New methods of treatment of cancer are needed that are able to more specifically make use of the immune system to target cancer cells and, as such, avoid the side effects typical of traditional chemotherapeutic agents. In order to better understand the immune infiltrate, it is desirable to detect NK cells in patient tissue samples, for example to detect whether NK cells are infiltrating a tumor (or more generally any site of inflammation) and/or are present at the tumor periphery or otherwise in nearby tissue. This is typically done using frozen tissue samples. This is not only useful in research but can also help in the decision about what type of treatment to use, for example, by detecting whether a tissue (e.g. a tumor environment) is characterized by inflammation that includes NK cells and/or to characterize the type of immune cells present in a tissue (e.g. tumors, inflammatory disorders). The information can be valuable in order to select a treatment that is capable of modulating the activity of the available immune cells.
In addition to frozen tissue, markers can also be detected from tissue samples that have been preserved as formaldehyde (e.g. formalin)-fixed paraffin embedded (FFPE) samples. Following deparaffination, the slides are amenable to, e.g., immunohistochemical methods to detect the expression of specific proteins. The methods have been used routinely to detect tumor antigens in tumor tissue samples.
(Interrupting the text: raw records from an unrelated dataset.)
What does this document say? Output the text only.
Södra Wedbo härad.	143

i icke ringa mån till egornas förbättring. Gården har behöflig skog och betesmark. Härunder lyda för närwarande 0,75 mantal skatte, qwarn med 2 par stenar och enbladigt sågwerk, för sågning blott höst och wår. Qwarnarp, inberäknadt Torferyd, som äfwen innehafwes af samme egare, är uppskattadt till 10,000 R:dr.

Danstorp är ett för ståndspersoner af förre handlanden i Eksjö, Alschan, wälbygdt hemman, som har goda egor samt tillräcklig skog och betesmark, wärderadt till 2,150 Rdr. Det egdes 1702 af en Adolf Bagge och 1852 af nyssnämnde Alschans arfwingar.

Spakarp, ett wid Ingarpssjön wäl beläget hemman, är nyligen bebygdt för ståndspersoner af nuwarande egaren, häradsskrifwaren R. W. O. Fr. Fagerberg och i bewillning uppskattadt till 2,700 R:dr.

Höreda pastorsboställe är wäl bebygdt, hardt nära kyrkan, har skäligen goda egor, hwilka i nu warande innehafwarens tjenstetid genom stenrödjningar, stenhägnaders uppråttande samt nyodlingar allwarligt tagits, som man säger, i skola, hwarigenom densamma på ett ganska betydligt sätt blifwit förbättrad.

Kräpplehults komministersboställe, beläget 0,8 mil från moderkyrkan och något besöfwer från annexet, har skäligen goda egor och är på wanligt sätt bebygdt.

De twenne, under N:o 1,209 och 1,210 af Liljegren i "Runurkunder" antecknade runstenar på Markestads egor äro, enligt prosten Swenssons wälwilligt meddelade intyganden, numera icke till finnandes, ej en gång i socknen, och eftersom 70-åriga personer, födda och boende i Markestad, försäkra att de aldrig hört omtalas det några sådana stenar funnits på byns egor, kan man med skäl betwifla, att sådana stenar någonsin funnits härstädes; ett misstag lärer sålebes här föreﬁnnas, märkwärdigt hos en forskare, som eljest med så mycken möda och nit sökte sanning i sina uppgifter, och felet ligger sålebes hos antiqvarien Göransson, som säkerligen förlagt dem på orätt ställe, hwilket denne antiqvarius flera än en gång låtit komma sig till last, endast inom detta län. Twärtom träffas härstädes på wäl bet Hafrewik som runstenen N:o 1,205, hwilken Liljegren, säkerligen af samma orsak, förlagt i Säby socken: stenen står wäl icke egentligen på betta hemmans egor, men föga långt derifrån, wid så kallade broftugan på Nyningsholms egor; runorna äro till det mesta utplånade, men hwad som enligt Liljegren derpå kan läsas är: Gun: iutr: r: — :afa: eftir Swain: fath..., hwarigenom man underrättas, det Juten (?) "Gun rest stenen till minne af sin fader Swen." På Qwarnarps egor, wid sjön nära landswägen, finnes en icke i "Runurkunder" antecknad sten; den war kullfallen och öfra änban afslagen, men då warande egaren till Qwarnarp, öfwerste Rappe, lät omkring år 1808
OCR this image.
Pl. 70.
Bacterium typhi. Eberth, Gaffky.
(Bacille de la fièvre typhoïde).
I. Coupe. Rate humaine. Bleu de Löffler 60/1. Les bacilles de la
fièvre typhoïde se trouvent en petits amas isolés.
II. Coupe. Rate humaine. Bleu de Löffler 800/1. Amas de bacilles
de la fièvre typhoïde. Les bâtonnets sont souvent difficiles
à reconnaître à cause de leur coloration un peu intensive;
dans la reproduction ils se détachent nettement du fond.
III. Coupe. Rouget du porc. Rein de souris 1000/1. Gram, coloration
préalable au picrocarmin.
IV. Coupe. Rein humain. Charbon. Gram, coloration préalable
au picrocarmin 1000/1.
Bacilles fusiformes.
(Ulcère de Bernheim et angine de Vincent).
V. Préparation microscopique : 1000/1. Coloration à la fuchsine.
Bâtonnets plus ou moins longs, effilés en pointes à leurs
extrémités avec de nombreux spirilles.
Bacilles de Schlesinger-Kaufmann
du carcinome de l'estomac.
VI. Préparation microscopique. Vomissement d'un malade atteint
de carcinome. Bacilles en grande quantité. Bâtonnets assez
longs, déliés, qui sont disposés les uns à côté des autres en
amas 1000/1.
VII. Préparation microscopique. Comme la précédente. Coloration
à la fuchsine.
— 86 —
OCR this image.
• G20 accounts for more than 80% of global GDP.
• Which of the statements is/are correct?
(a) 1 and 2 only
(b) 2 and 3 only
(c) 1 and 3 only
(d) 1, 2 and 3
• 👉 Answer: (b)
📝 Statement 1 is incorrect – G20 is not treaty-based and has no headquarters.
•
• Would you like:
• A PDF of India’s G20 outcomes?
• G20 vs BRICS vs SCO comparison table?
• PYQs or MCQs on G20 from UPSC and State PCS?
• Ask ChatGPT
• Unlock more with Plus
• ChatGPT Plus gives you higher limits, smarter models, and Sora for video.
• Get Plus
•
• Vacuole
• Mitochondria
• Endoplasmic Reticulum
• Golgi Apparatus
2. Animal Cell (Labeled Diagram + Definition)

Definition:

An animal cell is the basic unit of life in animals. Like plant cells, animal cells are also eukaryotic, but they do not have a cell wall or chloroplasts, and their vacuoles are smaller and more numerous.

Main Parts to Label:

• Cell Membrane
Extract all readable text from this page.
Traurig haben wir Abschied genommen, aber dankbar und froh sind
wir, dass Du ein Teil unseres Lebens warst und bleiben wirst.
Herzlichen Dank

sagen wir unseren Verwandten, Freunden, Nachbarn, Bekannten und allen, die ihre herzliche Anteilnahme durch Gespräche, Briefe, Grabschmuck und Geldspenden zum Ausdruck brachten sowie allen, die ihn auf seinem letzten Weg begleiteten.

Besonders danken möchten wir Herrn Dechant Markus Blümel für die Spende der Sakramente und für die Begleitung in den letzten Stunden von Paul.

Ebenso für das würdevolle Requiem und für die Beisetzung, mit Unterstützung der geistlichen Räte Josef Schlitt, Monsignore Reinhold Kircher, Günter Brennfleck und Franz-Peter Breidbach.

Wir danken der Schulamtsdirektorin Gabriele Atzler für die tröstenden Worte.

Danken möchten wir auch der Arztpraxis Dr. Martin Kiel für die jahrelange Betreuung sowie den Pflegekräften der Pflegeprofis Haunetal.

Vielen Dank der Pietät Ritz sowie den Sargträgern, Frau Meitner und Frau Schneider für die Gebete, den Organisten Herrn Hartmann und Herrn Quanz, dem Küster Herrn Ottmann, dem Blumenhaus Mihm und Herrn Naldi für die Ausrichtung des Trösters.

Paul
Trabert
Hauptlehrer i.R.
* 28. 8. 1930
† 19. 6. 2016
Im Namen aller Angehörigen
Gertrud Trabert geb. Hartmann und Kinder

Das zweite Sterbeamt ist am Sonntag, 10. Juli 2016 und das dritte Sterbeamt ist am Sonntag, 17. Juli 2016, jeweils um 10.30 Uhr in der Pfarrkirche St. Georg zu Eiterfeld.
Unfortunately, it is often impossible to find monoclonal antibodies that work effectively and with specificity in FFPE sections. This is believed to be due to the impact of the formalin fixation on structure of proteins. Epitopes bound by antibodies described as being specific on recombinant protein or cells are often present on other proteins when used in FFPE, rendering the antibodies non-specific. In other cases, many epitopes on native cellular protein are destroyed by formalin fixation, causing antibodies identified using recombinant protein or cells to be ineffective for staining FFPE sections.
In the field of oncology, tumor infiltrating T cells have been the subject of extensive study. Currently, multiplexed assays in FFPE sections permit study of T cell (using CD4 and CD8 as markers) and B cells (using CD20 as marker). Tumor infiltrating NK cells, however, despite reports of their existence, have received very little attention. Levi et al (2015) Oncotarget, Advance Publications 2015, page 1-9 used anti-CD56 antibody to stain tumor infiltrating cells. Typically, markers used to stain infiltrating lymphocytes do not permit straightforward detection of cells as a single lineage, leading to combination of multiple markers in an effort to estimate the types of cells present. Additionally, different cell populations express different markers as they mature. Consequently, assessing an immune profile in a tissue sample involves considerable uncertainty and/or requires ever greater number of markers to be assessed.
While antibodies to various proteins present on NK cells exist after many decades of study, such proteins are generally either have an expression that is not highly selective to NK cells, and the expression of many activating or inhibitory NK cell receptors is shared by at least some T cells or other immune cells. At the same time many receptors have not been amenable to generation of a ligand that binds with specificity in paraffin embedded sections (e.g., no specific epitope remains available following formalin fixation). As a result, there is a need for a way to unambiguously detect NK cells in paraffin embedded samples. The present invention addresses these and other needs.